O Brasil acaba de conquistar um título nada honroso: somos o novo centro latino-americano de fraudes com deepfakes. De acordo com o 5º Relatório Anual Identity Fraud Report 2025-2026, da Sumsub, o uso de vídeos e áudios gerados por inteligência artificial para enganar sistemas de verificação saltou impressionantes 126 % em apenas 12 meses. Na prática, isso significa que quase 4 em cada 10 deepfakes detectados na região saíram de solo brasileiro.
Do “print no Photoshop” ao vídeo ultrarrealista
Durante anos, golpistas limitavam-se a falsificar documentos em JPEG ou PDF. Agora, a fraude evoluiu para identidades sintéticas capazes de manipular vídeo em tempo real, alterar metadados de dispositivos e até interceptar chamadas de API. Globalmente, apenas 10 % das tentativas de fraude eram consideradas sofisticadas em 2024; hoje, esse número já chega a 28 %.
O que o relatório revela
• Mais de 4 milhões de tentativas de fraude analisadas.
• 300 profissionais de risco e 1 200 usuários entrevistados.
• 43 % das empresas latino-americanas sofreram algum tipo de fraude em 2025; 100 % relataram ataques de phishing.
• Entre os consumidores, 68 % já foram vítimas de golpes digitais; 63 % tiveram contas de redes sociais invadidas.
Por que o Brasil lidera?
Segundo especialistas, três fatores explicam o boom:
1. Adoção massiva de serviços digitais
Pagamentos instantâneos, bancos 100 % mobile e compras online criam um grande campo de ataque.
2. Infraestrutura de cibersegurança desigual
Startups e PMEs ainda dependem de processos manuais de verificação, abrindo brechas para deepfakes.
3. “Democratização” das ferramentas de IA
Modelos como ChatGPT, Grok e Gemini permitem criar imagens, vozes e documentos sintéticos em minutos, sem conhecimento técnico profundo.

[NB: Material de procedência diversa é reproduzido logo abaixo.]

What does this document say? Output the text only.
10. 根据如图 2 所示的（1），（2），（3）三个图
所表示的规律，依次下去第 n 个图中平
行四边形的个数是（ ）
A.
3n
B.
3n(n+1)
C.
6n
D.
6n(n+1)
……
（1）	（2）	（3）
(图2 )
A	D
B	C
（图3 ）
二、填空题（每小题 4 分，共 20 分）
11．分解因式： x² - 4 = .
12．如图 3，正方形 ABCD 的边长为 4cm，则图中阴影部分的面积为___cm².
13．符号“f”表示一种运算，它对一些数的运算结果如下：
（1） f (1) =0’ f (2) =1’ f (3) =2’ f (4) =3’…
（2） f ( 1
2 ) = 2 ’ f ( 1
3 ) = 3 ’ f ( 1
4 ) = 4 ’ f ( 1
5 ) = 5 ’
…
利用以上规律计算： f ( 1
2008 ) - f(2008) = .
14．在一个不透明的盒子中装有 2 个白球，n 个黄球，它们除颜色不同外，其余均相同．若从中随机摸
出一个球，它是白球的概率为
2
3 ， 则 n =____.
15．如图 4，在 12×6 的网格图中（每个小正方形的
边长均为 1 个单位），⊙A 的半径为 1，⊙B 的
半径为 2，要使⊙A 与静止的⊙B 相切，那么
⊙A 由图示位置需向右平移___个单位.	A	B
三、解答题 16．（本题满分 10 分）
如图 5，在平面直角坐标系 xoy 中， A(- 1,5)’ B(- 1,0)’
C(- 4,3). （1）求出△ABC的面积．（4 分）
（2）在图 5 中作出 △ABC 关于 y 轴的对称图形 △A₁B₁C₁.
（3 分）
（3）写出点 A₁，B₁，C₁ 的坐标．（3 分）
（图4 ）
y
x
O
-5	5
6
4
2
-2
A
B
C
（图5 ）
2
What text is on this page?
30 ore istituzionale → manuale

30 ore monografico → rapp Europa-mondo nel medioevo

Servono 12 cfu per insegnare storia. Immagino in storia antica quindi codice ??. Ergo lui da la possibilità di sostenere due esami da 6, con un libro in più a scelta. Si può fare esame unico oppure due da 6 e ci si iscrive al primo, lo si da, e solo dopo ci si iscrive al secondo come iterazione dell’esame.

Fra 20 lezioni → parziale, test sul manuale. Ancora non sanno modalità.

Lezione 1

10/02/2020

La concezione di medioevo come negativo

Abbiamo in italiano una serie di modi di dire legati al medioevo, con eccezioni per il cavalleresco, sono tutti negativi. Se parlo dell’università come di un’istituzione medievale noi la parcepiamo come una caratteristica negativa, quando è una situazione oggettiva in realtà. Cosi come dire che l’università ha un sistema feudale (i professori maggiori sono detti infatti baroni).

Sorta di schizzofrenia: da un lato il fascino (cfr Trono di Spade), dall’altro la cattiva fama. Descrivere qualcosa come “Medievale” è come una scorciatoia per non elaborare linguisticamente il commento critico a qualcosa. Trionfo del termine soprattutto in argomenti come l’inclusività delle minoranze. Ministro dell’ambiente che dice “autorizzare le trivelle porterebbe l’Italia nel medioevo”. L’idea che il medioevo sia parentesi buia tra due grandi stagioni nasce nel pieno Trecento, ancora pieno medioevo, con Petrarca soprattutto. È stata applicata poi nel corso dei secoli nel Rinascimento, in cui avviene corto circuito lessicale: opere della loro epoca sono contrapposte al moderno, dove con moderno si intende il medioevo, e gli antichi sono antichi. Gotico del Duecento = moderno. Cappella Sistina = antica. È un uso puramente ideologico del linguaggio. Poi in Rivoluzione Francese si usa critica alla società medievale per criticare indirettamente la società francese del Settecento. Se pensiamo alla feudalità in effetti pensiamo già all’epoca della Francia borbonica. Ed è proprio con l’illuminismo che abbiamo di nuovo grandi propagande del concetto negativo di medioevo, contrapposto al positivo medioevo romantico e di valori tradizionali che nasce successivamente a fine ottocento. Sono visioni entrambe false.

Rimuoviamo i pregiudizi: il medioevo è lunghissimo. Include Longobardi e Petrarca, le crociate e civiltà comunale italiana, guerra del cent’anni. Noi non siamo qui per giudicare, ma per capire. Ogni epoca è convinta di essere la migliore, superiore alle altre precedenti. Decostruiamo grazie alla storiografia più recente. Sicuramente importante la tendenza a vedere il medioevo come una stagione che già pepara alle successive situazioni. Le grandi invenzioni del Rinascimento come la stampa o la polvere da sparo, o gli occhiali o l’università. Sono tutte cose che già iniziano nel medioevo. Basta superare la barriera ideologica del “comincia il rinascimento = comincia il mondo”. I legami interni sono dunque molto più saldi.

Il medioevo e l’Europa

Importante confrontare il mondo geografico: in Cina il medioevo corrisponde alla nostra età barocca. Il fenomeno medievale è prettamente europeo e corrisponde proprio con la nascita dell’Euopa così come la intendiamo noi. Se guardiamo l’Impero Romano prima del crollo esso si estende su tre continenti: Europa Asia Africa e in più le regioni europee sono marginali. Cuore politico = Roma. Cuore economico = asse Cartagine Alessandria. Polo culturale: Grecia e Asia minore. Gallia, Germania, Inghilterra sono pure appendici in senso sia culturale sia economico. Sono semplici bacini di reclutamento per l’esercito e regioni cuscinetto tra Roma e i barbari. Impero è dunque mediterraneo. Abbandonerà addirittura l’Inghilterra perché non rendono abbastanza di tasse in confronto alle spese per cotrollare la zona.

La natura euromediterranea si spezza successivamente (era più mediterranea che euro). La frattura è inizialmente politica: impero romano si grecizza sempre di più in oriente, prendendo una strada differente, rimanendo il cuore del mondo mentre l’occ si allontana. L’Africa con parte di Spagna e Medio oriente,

Explosão regional: crescimento de até 500 %
Embora o Brasil lidere em volume, países como Guatemala, México, Panamá e Suriname viram saltos de 400 % a 500 % nas fraudes com deepfakes, sugerindo que o problema não ficará restrito às nossas fronteiras.
O impacto direto para você (usuário e empresa)
Para o consumidor: um vídeo de “suporte técnico” pode, na verdade, ser um ator gerado por IA solicitando código de autenticação. Até mesmo ligações de voz imitando parentes são realidade.
Imagem: William R
Para a empresa: perder minutos na verificação manual significa abrir a porta para golpistas que automatizam todo o processo. Se o seu e-commerce vende hardware gamer, basta um cadastro fraudulento para cartões de crédito serem testados em massa.
Como se proteger já
• Autenticação em múltiplos fatores – Não dependa apenas de selfie ou documento digital.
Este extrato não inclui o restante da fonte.